Ashlesha Odak, Senior Scientist at Strand Therapeutics discussed applications of mRNA in the cancer immunotherapy space. At Strand Therapeutics there are two programmes for cancer therapy that use mRNA programming. They focus on solid tumours and leveraging self-replicating RNA for higher expression levels.
Recently the company nominated a lead developmental candidate STX-001 which uses self-replicating RNA (repRNA) for intratumoural delivery, offering longer expression and higher protein levels than conventional modified mRNA. Although the concept of mRNA as a drug started in the 1990s it gained significant traction during the COVID-19 pandemic. Odak noted that that over 325 RNA therapies are currently in development, primarily for caners and infectious diseases.

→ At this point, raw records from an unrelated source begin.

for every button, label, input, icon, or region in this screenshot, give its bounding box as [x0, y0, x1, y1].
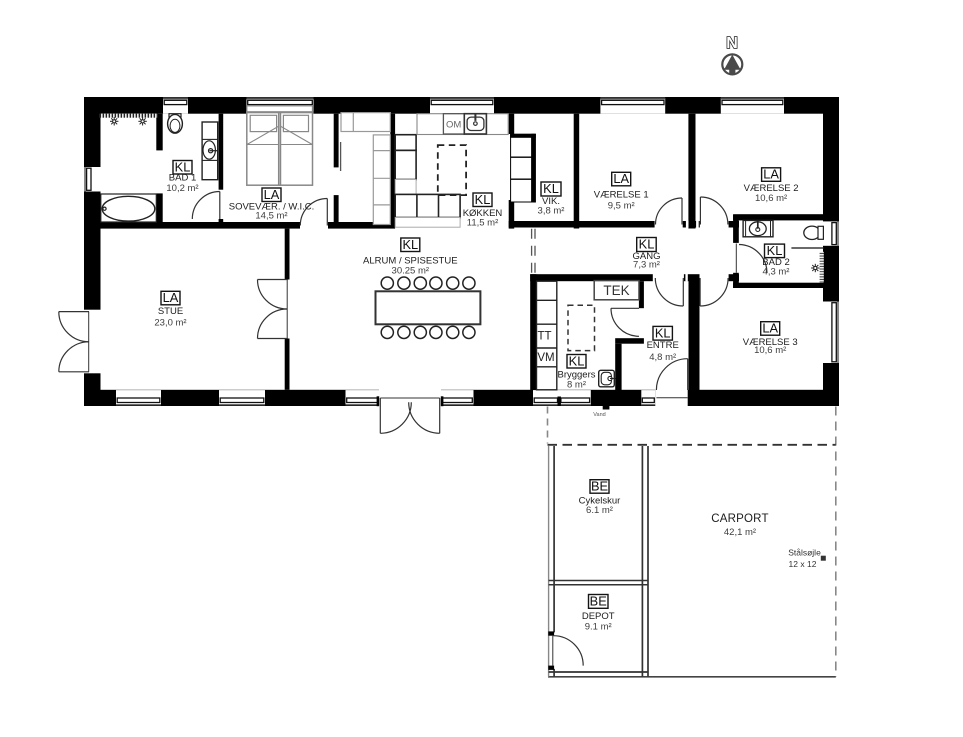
svg-text:BE: BE — [590, 594, 607, 609]
svg-text:10,6 m²: 10,6 m² — [755, 193, 787, 204]
svg-text:3,8 m²: 3,8 m² — [538, 206, 565, 217]
svg-text:Stålsøjle: Stålsøjle — [788, 547, 821, 557]
svg-text:4,8 m²: 4,8 m² — [649, 352, 676, 363]
svg-text:ENTRE: ENTRE — [647, 340, 679, 351]
svg-text:KL: KL — [475, 192, 491, 207]
svg-text:9.1 m²: 9.1 m² — [585, 622, 612, 633]
svg-text:LA: LA — [163, 290, 179, 305]
svg-text:23,0 m²: 23,0 m² — [154, 318, 186, 329]
svg-text:4,3 m²: 4,3 m² — [763, 266, 790, 277]
svg-text:KL: KL — [543, 181, 559, 196]
svg-text:7,3 m²: 7,3 m² — [633, 260, 660, 271]
svg-text:TT: TT — [537, 330, 551, 342]
svg-text:LA: LA — [613, 171, 629, 186]
svg-text:42,1 m²: 42,1 m² — [724, 527, 756, 538]
svg-text:6.1 m²: 6.1 m² — [586, 505, 613, 516]
svg-text:30.25 m²: 30.25 m² — [392, 265, 430, 276]
svg-text:9,5 m²: 9,5 m² — [608, 200, 635, 211]
svg-text:KL: KL — [655, 325, 671, 340]
svg-text:CARPORT: CARPORT — [711, 513, 768, 525]
svg-text:BE: BE — [591, 479, 608, 494]
svg-text:KL: KL — [402, 237, 418, 252]
svg-text:KL: KL — [569, 353, 585, 368]
svg-text:Vand: Vand — [593, 412, 605, 418]
svg-text:TEK: TEK — [603, 283, 629, 298]
svg-text:LA: LA — [264, 187, 280, 202]
svg-text:LA: LA — [763, 167, 779, 182]
svg-text:8 m²: 8 m² — [567, 379, 586, 390]
svg-text:10,6 m²: 10,6 m² — [754, 345, 786, 356]
svg-text:10,2 m²: 10,2 m² — [166, 183, 198, 194]
svg-text:VM: VM — [537, 352, 554, 364]
svg-text:11,5 m²: 11,5 m² — [467, 218, 499, 229]
svg-text:STUE: STUE — [158, 306, 183, 317]
svg-text:N: N — [726, 35, 738, 52]
svg-text:KL: KL — [639, 237, 655, 252]
svg-text:12 x 12: 12 x 12 — [789, 559, 817, 569]
svg-text:OM: OM — [446, 120, 461, 131]
svg-text:LA: LA — [762, 321, 778, 336]
svg-text:KL: KL — [767, 243, 783, 258]
svg-text:VÆRELSE 1: VÆRELSE 1 — [594, 189, 649, 200]
svg-text:14,5 m²: 14,5 m² — [255, 211, 287, 222]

mRNA cancer drugs are mainly cancer vaccines, neoantigens, cytokines, and antibody therapies. Odak briefly mentioned the successful MEDI 1191 trials conducted by Moderna which used IL-12 mRNA for intratumoural delivery. The outcome of this trial demonstrated promising results in solid tumours.
Odak explained that Strand’s platform leverages synthetic biology to achieve cell type-specific expression. By designing RNA circuits that respond to cellular inputs, they can restrict therapeutic expression to target cells, minimising off-target effects. This approach is being explored for systemic delivery with a goal of overcoming the limitations of local injection.

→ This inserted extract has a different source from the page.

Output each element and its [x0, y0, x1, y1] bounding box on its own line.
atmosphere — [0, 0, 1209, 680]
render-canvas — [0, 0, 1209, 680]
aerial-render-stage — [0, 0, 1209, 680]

A key application discussed was CAR-T therapy. Traditional ex vivo CAR-T treatments are costly, time-consuming, and prone to manufacturing failures. Strand proposes an in-situ method using synthetic mRNA circuits to generate CAR-T cells directly in the body. This could reduce costs, simplify logistics, and improve safety by avoiding lymphodepletion and off-target toxicity.
Odak concluded by emphasising the promise of programmable mRNA in oncology, supported by encouraging preclinical data and a growing industry pipeline. She reiterated the ability of Strand’s platform to deliver precise, effective, and scalable therapies, marking a significant step forward in the field of RNA-based medicine.